The bill also makes a distinction between “smaller” and “larger” LCCCs. Smaller LCCCs are defined as those with a credit limit of up to A$2,000 ($1,318), while larger LCCCs are those with a credit limit above A$2,000.

“Unsuitability” provisions are another key element of the bill. Under these provisions, BNPL providers are required to make “reasonable inquiries” as to the “requirements and objectives” of the consumer and their financial situation.

Providers should take “reasonable steps” to verify the consumer’s financial situation, the bill states.
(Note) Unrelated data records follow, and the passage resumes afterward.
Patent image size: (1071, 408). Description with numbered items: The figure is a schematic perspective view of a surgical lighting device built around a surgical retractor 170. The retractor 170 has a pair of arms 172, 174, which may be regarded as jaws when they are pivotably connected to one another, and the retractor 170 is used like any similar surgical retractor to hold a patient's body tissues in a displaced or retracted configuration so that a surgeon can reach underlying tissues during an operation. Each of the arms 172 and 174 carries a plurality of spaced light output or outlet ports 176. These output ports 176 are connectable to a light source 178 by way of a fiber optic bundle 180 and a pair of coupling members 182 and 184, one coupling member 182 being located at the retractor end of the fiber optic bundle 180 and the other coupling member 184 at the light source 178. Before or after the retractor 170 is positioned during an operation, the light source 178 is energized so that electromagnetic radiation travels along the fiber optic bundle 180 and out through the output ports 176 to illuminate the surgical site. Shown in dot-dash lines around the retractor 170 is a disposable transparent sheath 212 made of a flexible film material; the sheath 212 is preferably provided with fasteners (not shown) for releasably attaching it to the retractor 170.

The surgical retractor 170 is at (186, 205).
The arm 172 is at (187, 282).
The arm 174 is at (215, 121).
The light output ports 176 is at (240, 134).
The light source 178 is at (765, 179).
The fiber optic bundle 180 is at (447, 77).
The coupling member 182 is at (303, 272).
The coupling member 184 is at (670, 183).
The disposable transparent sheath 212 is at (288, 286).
However, for smaller LCCCs, these steps need not be completed prior to entering a credit agreement.

Instead, BNPL providers can satisfy the unsuitability obligations by making inquiries and verifications within 90 days of either entering into an LCCC or increasing the credit limit of an LCCC.

“Unaffordability is not defined, but is broadly intended to refer to the same circumstances set out in paragraphs 131(2)(a) and 133(2)(a) of the Credit Act,” said the Treasury.

“Those provisions state that a contract or increase is unsuitable if the consumer will be unable to comply with their financial obligations, or could only comply with substantial hardship.”

The unsuitability provisions in the bill were criticised by Afterpay, Australia’s largest BNPL provider, in an earlier submission to the Treasury.

As covered by Vixio, Afterpay argued that requiring BNPLs providers to obtain this information from all customers would be time-consuming and costly, and customers may not be forthcoming about their financial health and other obligations.

Instead, Afterpay proposed that partial credit checks should be run on users seeking LCCCs of up to A$5,000 ($3,300). Afterpay’s suggestion did not make the current version of the bill.

A Labor campaign promise

The bill aims to deliver on the government's commitment to regulate BNPL as a form of consumer credit — a process that began in November 2022 with a Treasury’s publication of an Options Paper for the sector.

Assistant treasurer Jones, a key sponsor of the bill, said in a speech to parliament that BNPL is an “Australian innovation” that benefits both users and businesses.

BNPL provides Australians with access to cheaper credit and brings new customers to merchants, he said, but the sector’s lack of regulation has also led to consumer harm.

Jones cited a 2022 study, conducted by the Good Shepherd charity, which found that 70 percent of financial counsellors say their clients have missed other payments and either cut back on or gone without essentials in order to pay BNPL debts.

“The risks of BNPL disproportionately impact upon vulnerable Australians, including First Nations Australians and those struggling financially,” said Jones.

At present, BNPL is not regulated by Australia's consumer credit laws, and BNPL products are not subject to affordability checks in the same way as credit cards and other loans.

“When consumers do get into trouble, they might not have access to effective dispute resolution and hardship processes,” said Jones.

“Most Australians would think of BNPL as a form of credit and that it should be regulated accordingly. We are acting to do that.”